Sesaat setelah kami keluar dari sana. Tenggorokanku terasa seperti tersedak. Rasanya seperti ada serbuk yang masuk melalui pernapasanku.

"Apa kau menghirup sesuatu?!" Ethan bertanya panik. Aku menggeleng.

"Hanya tersedak ludahku sendiri," jawabku.

"Tapi... kenapa?" Ethan menyibak ujung rambutku yang menutupi wajah.

"Kenapa wajahmu pucat sekali?" Dia membelalakkan mata seolah baru saja menyadari sesuatu. Sebenarnya... sejak kapan kau mengalami gejala ini?"

Aku menghela napas panjang. Tersenyum pada Ethan. "Ah... ternyata kau menyadarinya juga, ya?"

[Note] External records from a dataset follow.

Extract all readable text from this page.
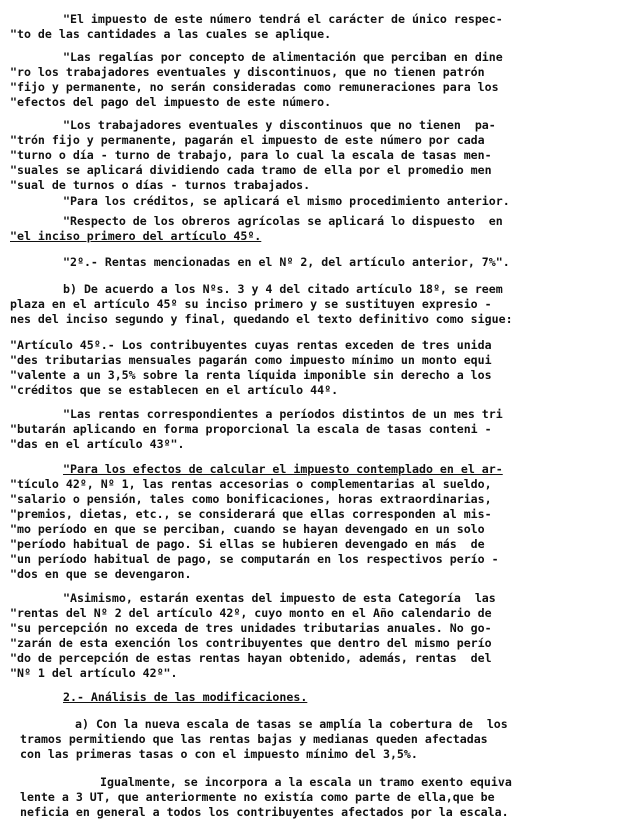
"El impuesto de este número tendrá el carácter de único respec-

"to de las cantidades a las cuales se aplique.

"Las regalías por concepto de alimentación que perciban en dine

"ro los trabajadores eventuales y discontinuos, que no tienen patrón

"fijo y permanente, no serán consideradas como remuneraciones para los

"efectos del pago del impuesto de este número.

"Los trabajadores eventuales y discontinuos que no tienen  pa-

"trón fijo y permanente, pagarán el impuesto de este número por cada

"turno o día - turno de trabajo, para lo cual la escala de tasas men-

"suales se aplicará dividiendo cada tramo de ella por el promedio men

"sual de turnos o días - turnos trabajados.

"Para los créditos, se aplicará el mismo procedimiento anterior.

"Respecto de los obreros agrícolas se aplicará lo dispuesto  en

"el inciso primero del artículo 45º.

"2º.- Rentas mencionadas en el Nº 2, del artículo anterior, 7%".

b) De acuerdo a los Nºs. 3 y 4 del citado artículo 18º, se reem

plaza en el artículo 45º su inciso primero y se sustituyen expresio -

nes del inciso segundo y final, quedando el texto definitivo como sigue:

"Artículo 45º.- Los contribuyentes cuyas rentas exceden de tres unida

"des tributarias mensuales pagarán como impuesto mínimo un monto equi

"valente a un 3,5% sobre la renta líquida imponible sin derecho a los

"créditos que se establecen en el artículo 44º.

"Las rentas correspondientes a períodos distintos de un mes tri

"butarán aplicando en forma proporcional la escala de tasas conteni -

"das en el artículo 43º".

"Para los efectos de calcular el impuesto contemplado en el ar-

"tículo 42º, Nº 1, las rentas accesorias o complementarias al sueldo,

"salario o pensión, tales como bonificaciones, horas extraordinarias,

"premios, dietas, etc., se considerará que ellas corresponden al mis-

"mo período en que se perciban, cuando se hayan devengado en un solo

"período habitual de pago. Si ellas se hubieren devengado en más  de

"un período habitual de pago, se computarán en los respectivos perío -

"dos en que se devengaron.

"Asimismo, estarán exentas del impuesto de esta Categoría  las

"rentas del Nº 2 del artículo 42º, cuyo monto en el Año calendario de

"su percepción no exceda de tres unidades tributarias anuales. No go-

"zarán de esta exención los contribuyentes que dentro del mismo perío

"do de percepción de estas rentas hayan obtenido, además, rentas  del

"Nº 1 del artículo 42º".

2.- Análisis de las modificaciones.

a) Con la nueva escala de tasas se amplía la cobertura de  los

tramos permitiendo que las rentas bajas y medianas queden afectadas

con las primeras tasas o con el impuesto mínimo del 3,5%.

Igualmente, se incorpora a la escala un tramo exento equiva

lente a 3 UT, que anteriormente no existía como parte de ella,que be

neficia en general a todos los contribuyentes afectados por la escala.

"Dasar bodoh!! Kenapa sejak awal kau tak memberitahuku?"

Dia menunduk, tangannya mencengkram pundakku kuat. Kini, dia bahkan tak mau menatap wajahku dan hanya menundukkan badannya dalam penyesalan. Tapi... kenapa harus kau yang merasa bersalah?

"Sepertinya kata 'bodoh' adalah panggilan kesayangan kita, ya?" gumamku yang berusaha mencairkan suasana.

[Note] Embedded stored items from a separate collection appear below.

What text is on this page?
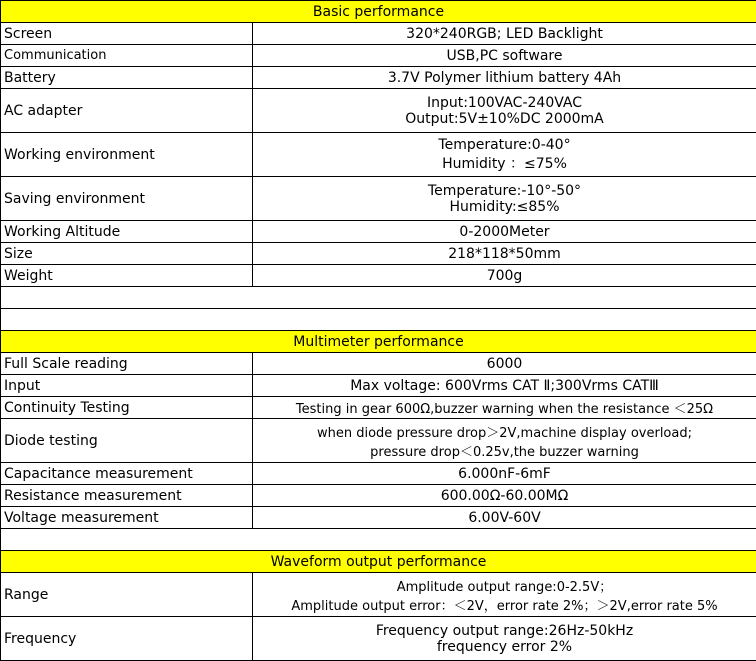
Basic performance	
Screen	320*240RGB; LED Backlight
Communication	USB,PC software
Battery	3.7V Polymer lithium battery 4Ah
AC adapter	Input:100VAC-240VAC
Output:5V±10%DC 2000mA

Working environment	Temperature:0-40°
Humidity ：≤75%

Saving environment	Temperature:-10°-50°
Humidity:≤85%

Working Altitude	0-2000Meter
Size	218*118*50mm
Weight	700g

Multimeter performance	
Full Scale reading	6000
Input	Max voltage: 600Vrms CAT Ⅱ;300Vrms CATⅢ
Continuity Testing	Testing in gear 600Ω,buzzer warning when the resistance ＜25Ω
Diode testing	when diode pressure drop＞2V,machine display overload;
pressure drop＜0.25v,the buzzer warning

Capacitance measurement	6.000nF-6mF
Resistance measurement	600.00Ω-60.00MΩ
Voltage measurement	6.00V-60V

Waveform output performance	
Range	Amplitude output range:0-2.5V；
Amplitude output error：＜2V，error rate 2%；＞2V,error rate 5%

Frequency	Frequency output range:26Hz-50kHz
frequency error 2%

"Diamlah..." lirihnya. "Kalau tahu kau juga terinfeksi, aku pasti tidak akan kabur dari ruangan itu."

"Karena itulah aku tak memberi tahumu," jawabku.

Hari demi hari berlalu. Kondisiku semakin memburuk. Aku paham bahwa orang yang terjangkit akan sangat menderita. Namun ketika merasakannya sendiri. Rasanya lebih dari sekedar kata 'menderita'. Ethan masih berusaha keras untuk menemukan obat penawarnya sendirian. Ia berkali-kali mengunjungi tempat isolasi untuk menjengukku. Menanyakan kabar. Sesekali ia menceritakan perkembangan penelitiannya. Aku masih mendengarkannya setiap waktu, tapi aku seolah tak lagi memedulikannya. Aku hanya ingin berada di dunia dimana aku tak merasakan sakit seperti ini lagi.

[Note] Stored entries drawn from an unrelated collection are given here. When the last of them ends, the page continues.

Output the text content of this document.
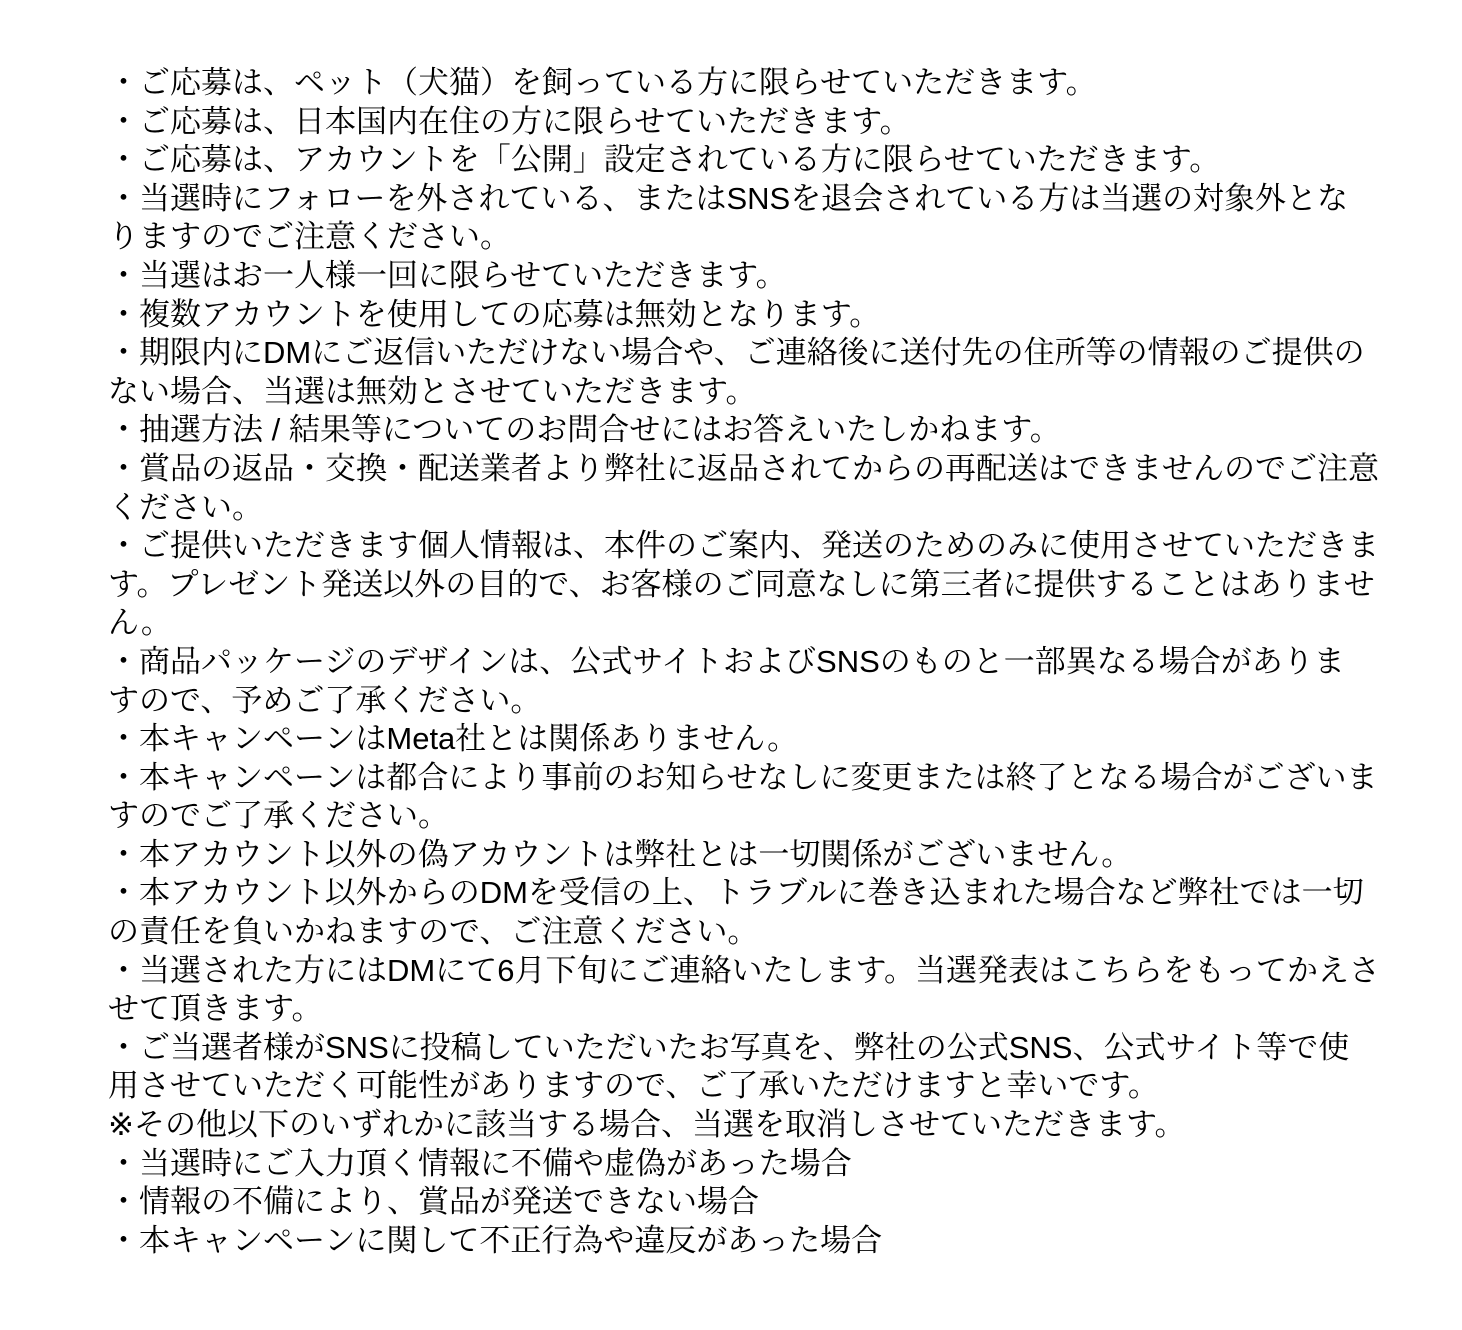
・ご応募は、ペット（犬猫）を飼っている方に限らせていただきます。
・ご応募は、日本国内在住の方に限らせていただきます。
・ご応募は、アカウントを「公開」設定されている方に限らせていただきます。
・当選時にフォローを外されている、またはSNSを退会されている方は当選の対象外とな
りますのでご注意ください。
・当選はお一人様一回に限らせていただきます。
・複数アカウントを使用しての応募は無効となります。
・期限内にDMにご返信いただけない場合や、ご連絡後に送付先の住所等の情報のご提供の
ない場合、当選は無効とさせていただきます。
・抽選方法 / 結果等についてのお問合せにはお答えいたしかねます。
・賞品の返品・交換・配送業者より弊社に返品されてからの再配送はできませんのでご注意
ください。
・ご提供いただきます個人情報は、本件のご案内、発送のためのみに使用させていただきま
す。プレゼント発送以外の目的で、お客様のご同意なしに第三者に提供することはありませ
ん。
・商品パッケージのデザインは、公式サイトおよびSNSのものと一部異なる場合がありま
すので、予めご了承ください。
・本キャンペーンはMeta社とは関係ありません。
・本キャンペーンは都合により事前のお知らせなしに変更または終了となる場合がございま
すのでご了承ください。
・本アカウント以外の偽アカウントは弊社とは一切関係がございません。
・本アカウント以外からのDMを受信の上、トラブルに巻き込まれた場合など弊社では一切
の責任を負いかねますので、ご注意ください。
・当選された方にはDMにて6月下旬にご連絡いたします。当選発表はこちらをもってかえさ
せて頂きます。
・ご当選者様がSNSに投稿していただいたお写真を、弊社の公式SNS、公式サイト等で使
用させていただく可能性がありますので、ご了承いただけますと幸いです。
※その他以下のいずれかに該当する場合、当選を取消しさせていただきます。
・当選時にご入力頂く情報に不備や虚偽があった場合
・情報の不備により、賞品が発送できない場合
・本キャンペーンに関して不正行為や違反があった場合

Hari ke-12 Ethan datang. Kali ini ia datang dengan air muka keruh dan senyum yang ia paksakan. Ia membawa kotak cincin di tangannya dan berlutut di hadapanku. Sebuah kaca pembatas menjadi pemisah raga kami.

"Setidaknya... terimalah lamaranku."

Ah... apakah gejala halusinasinya sudah dimulai? Aku menggeleng seraya tersenyum padanya. Menyedihkan sekali. "Ethan... kau ini benar-benar bodoh, ya? Untuk apa menikahi orang yang akan mati?"

Meski begitu aku ingin mengakui perasaanku padanya. "Ethan... terimakasih karena sudah mencintaiku. Berkatmu, aku bisa meninggalkan dunia ini dengan tenang."

Aku menyentuh kaca penghalang dengan telapak tanganku. Menatap wajah lelahnya lama sampai aku merasa puas. Setetes air mata jatuh membasahi pipinya. Saat itu, aku merasa bahwa kilau air matanya jauh lebih terang dibanding cincin yang ia tunjukkan padaku. "Hiduplah yang lama. Berjanjilah bahwa kau akan menemukan obat itu untukku," ucapku lirih.

Ethan mengecup pelan kaca pembatas tepat pada telapak tanganku menyentuhnya. "Aku berjanji akan menemukan obat itu..." jawabnya lirih.

"Meski aku sudah tiada?" Sekali lagi aku bertanya untuk memastikan.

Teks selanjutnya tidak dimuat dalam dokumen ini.